Simsiyah saçlarım ak ile doldu
Siyahlığı kalmadı bembeyaz oldu
Ömre gelen bahar çok erken söndü
Kurudum yar için yar diye diye

Ceren incittiği çıkmaz yolundan
Hasret ağacının kuru dalından
Yârin sunduğu sevda balından
Tattım yar için yar diye diye

DURDU TÜRKKAHRAMAN



KİMDİR: Emekli öğretmen. Balkan harbini, Birinci Cihan Harbini, Kurtuluş Savaşını yaşamış, kıtlık günlerini de bereketli yılları da görmüş bir insan.

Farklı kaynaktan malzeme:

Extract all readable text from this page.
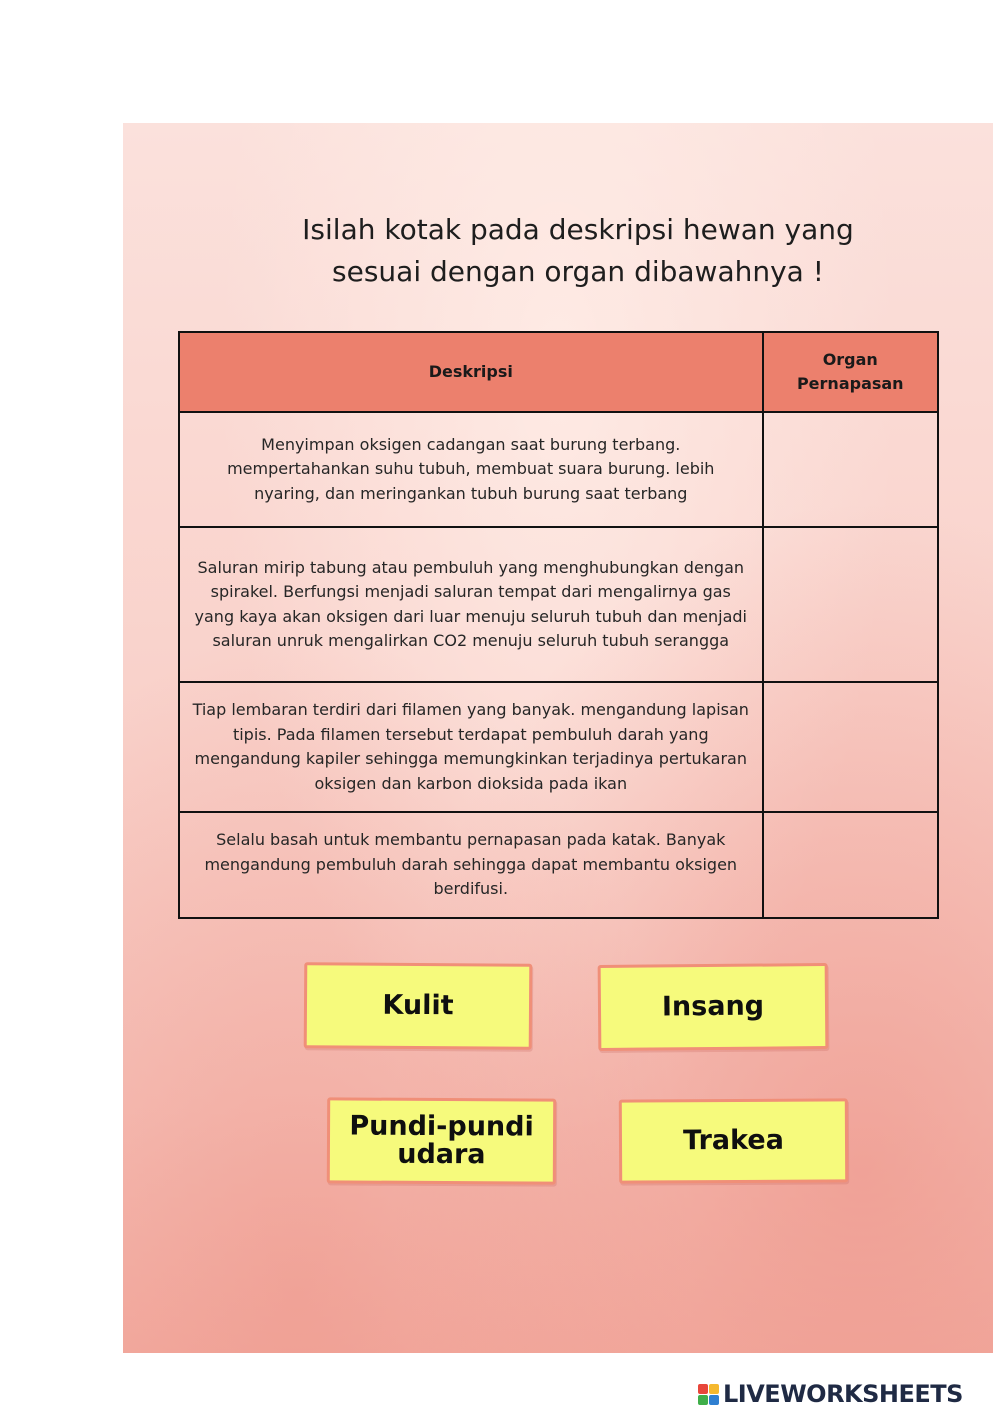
Isilah kotak pada deskripsi hewan yang sesuai dengan organ dibawahnya !
Deskripsi	Organ Pernapasan
Menyimpan oksigen cadangan saat burung terbang. mempertahankan suhu tubuh, membuat suara burung. lebih nyaring, dan meringankan tubuh burung saat terbang	
Saluran mirip tabung atau pembuluh yang menghubungkan dengan spirakel. Berfungsi menjadi saluran tempat dari mengalirnya gas yang kaya akan oksigen dari luar menuju seluruh tubuh dan menjadi saluran unruk mengalirkan CO2 menuju seluruh tubuh serangga	
Tiap lembaran terdiri dari filamen yang banyak. mengandung lapisan tipis. Pada filamen tersebut terdapat pembuluh darah yang mengandung kapiler sehingga memungkinkan terjadinya pertukaran oksigen dan karbon dioksida pada ikan	
Selalu basah untuk membantu pernapasan pada katak. Banyak mengandung pembuluh darah sehingga dapat membantu oksigen berdifusi.	
Kulit	Insang
Pundi-pundi
udara	Trakea
LIVEWORKSHEETS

DOĞUMU:  Maraş’ın Afşin İlçesinin Erçene köyünde doğdu.

GÖREVİ VE YAPTIKLARI
Balkan Harbi, Birinci Cihan Harbi, Kurtuluş Savaşı yıllarında görev yaptı.

YALNIZLIK:  Yüz kırk kadar torun sahibi. Son yıllarını yalnız ve kimsesiz yaşadı.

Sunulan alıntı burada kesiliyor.